Alors qu’il était aux commandes de la quasi intégralité de ses précédents opus (à quelques exceptions près), K.R.I.T. produit seul un cinquième des instrumentaux. Parmi elles, « Big Bank » et « Get Away » où l’on reconnaît sa patte caractéristique avec des samples pitchés très seventies, de même que sa touche bluesy sur « Drinking Sessions ». Pour éviter le statu quo par rapport à ses anciens projets, il a eu la bonne idée de faire appel à des légendes sudistes de la production, sans parler de DJ Khalil ou du maître du jazz contemporain Robert Glasper. Toutes ces personnalités ont su parfaitement prolonger le style développé par notre rappeur/producteur durant toute ses années, en n’oubliant pas les éléments inhérents à sa musique comme les guitares électriques ou les effets « wah-wah ».

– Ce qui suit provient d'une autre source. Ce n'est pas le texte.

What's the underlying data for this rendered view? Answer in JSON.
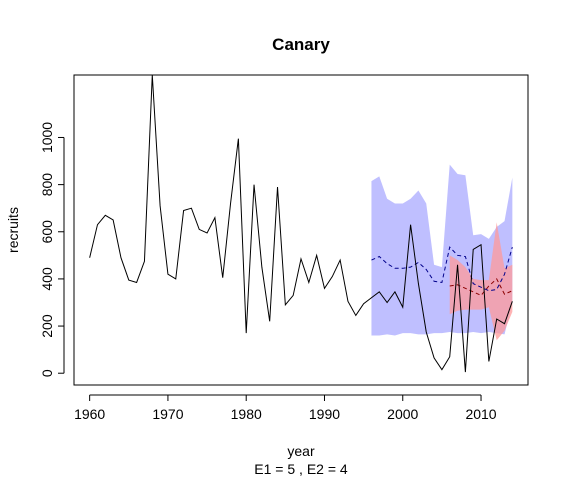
{
  "chart_data": {
    "type": "line",
    "title": "Canary",
    "xlabel": "year",
    "ylabel": "recruits",
    "subtitle": "E1 = 5 , E2 = 4",
    "xlim": [
      1958,
      2016
    ],
    "ylim": [
      -50,
      1265
    ],
    "x_ticks": [
      1960,
      1970,
      1980,
      1990,
      2000,
      2010
    ],
    "y_ticks": [
      0,
      200,
      400,
      600,
      800,
      1000
    ],
    "grid": false,
    "colors": {
      "observed": "#000000",
      "forecast_e1_band": "#aaaaff",
      "forecast_e1_mean": "#00008b",
      "forecast_e2_band": "#ff9999",
      "forecast_e2_mean": "#8b0000"
    },
    "series": [
      {
        "x": [
          1960,
          1961,
          1962,
          1963,
          1964,
          1965,
          1966,
          1967,
          1968,
          1969,
          1970,
          1971,
          1972,
          1973,
          1974,
          1975,
          1976,
          1977,
          1978,
          1979,
          1980,
          1981,
          1982,
          1983,
          1984,
          1985,
          1986,
          1987,
          1988,
          1989,
          1990,
          1991,
          1992,
          1993,
          1994,
          1995,
          1996,
          1997,
          1998,
          1999,
          2000,
          2001,
          2002,
          2003,
          2004,
          2005,
          2006,
          2007,
          2008,
          2009,
          2010,
          2011,
          2012,
          2013,
          2014
        ],
        "values": [
          490,
          630,
          670,
          650,
          490,
          395,
          385,
          475,
          1265,
          710,
          420,
          400,
          690,
          700,
          610,
          595,
          660,
          405,
          720,
          995,
          170,
          800,
          450,
          220,
          790,
          290,
          330,
          485,
          385,
          500,
          360,
          410,
          480,
          305,
          245,
          295,
          320,
          345,
          300,
          345,
          280,
          630,
          380,
          175,
          65,
          15,
          70,
          460,
          5,
          525,
          545,
          50,
          230,
          210,
          305
        ]
      },
      {
        "x": [
          1996,
          1997,
          1998,
          1999,
          2000,
          2001,
          2002,
          2003,
          2004,
          2005,
          2006,
          2007,
          2008,
          2009,
          2010,
          2011,
          2012,
          2013,
          2014
        ],
        "values": [
          480,
          495,
          465,
          445,
          445,
          450,
          470,
          440,
          390,
          385,
          535,
          500,
          495,
          380,
          365,
          350,
          355,
          420,
          535
        ],
        "lower": [
          160,
          160,
          165,
          160,
          170,
          170,
          165,
          165,
          170,
          170,
          175,
          170,
          170,
          175,
          170,
          175,
          170,
          165,
          300
        ],
        "upper": [
          815,
          835,
          740,
          720,
          720,
          740,
          775,
          720,
          460,
          450,
          885,
          845,
          840,
          585,
          590,
          570,
          620,
          645,
          830
        ]
      },
      {
        "x": [
          2006,
          2007,
          2008,
          2009,
          2010,
          2011,
          2012,
          2013,
          2014
        ],
        "values": [
          370,
          375,
          360,
          345,
          330,
          370,
          400,
          335,
          350
        ],
        "lower": [
          250,
          265,
          270,
          270,
          270,
          280,
          140,
          180,
          260
        ],
        "upper": [
          500,
          480,
          450,
          400,
          395,
          395,
          640,
          445,
          460
        ]
      }
    ]
  }
}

Derrière le micro, Big K.R.I.T. a revu sa façon de poser, d’interpréter, pour faire les choses un peu différemment sans perdre son public. Seule constante : ses refrains qui nous emmènent avec lui. Le rappeur aborde des sujets plus personnels mais il n’est pas seul, bien au contraire, étant très bien entouré niveau featurings. On suit sur ce projet son processus de développement personnel et spirituel, ce qui crée un rapport de proximité avec l’artiste – comme le fait avec succès J. Cole. L’individu met son égo en sourdine et dévoile un pan de son humanité, de ce qui lui traverse l’esprit quand il voit le reflet de sa vie et de sa personne.
4eva Is a Mighty Long Time n’est pas un banal double-album. C’est un grand album, bien structuré, où chaque morceau à sa raison d’être et devient une brique inusable et essentielle de l’édifice musical. Big K.R.I.T. parvient à éviter les longueurs liées à l’exercice de la double galette – pour un temps de lecture tout de même considérable, surtout dans le contexte du rap de 2017 – en variant les plaisirs et en découpant nettement les deux parties du projet. Ce n’est pas une simple évolution qui s’est opérée, mais une élévation. Il peut désormais prétendre au trône du South. C’est écrit dans son nom en lettres capitales : King Remembered in Time.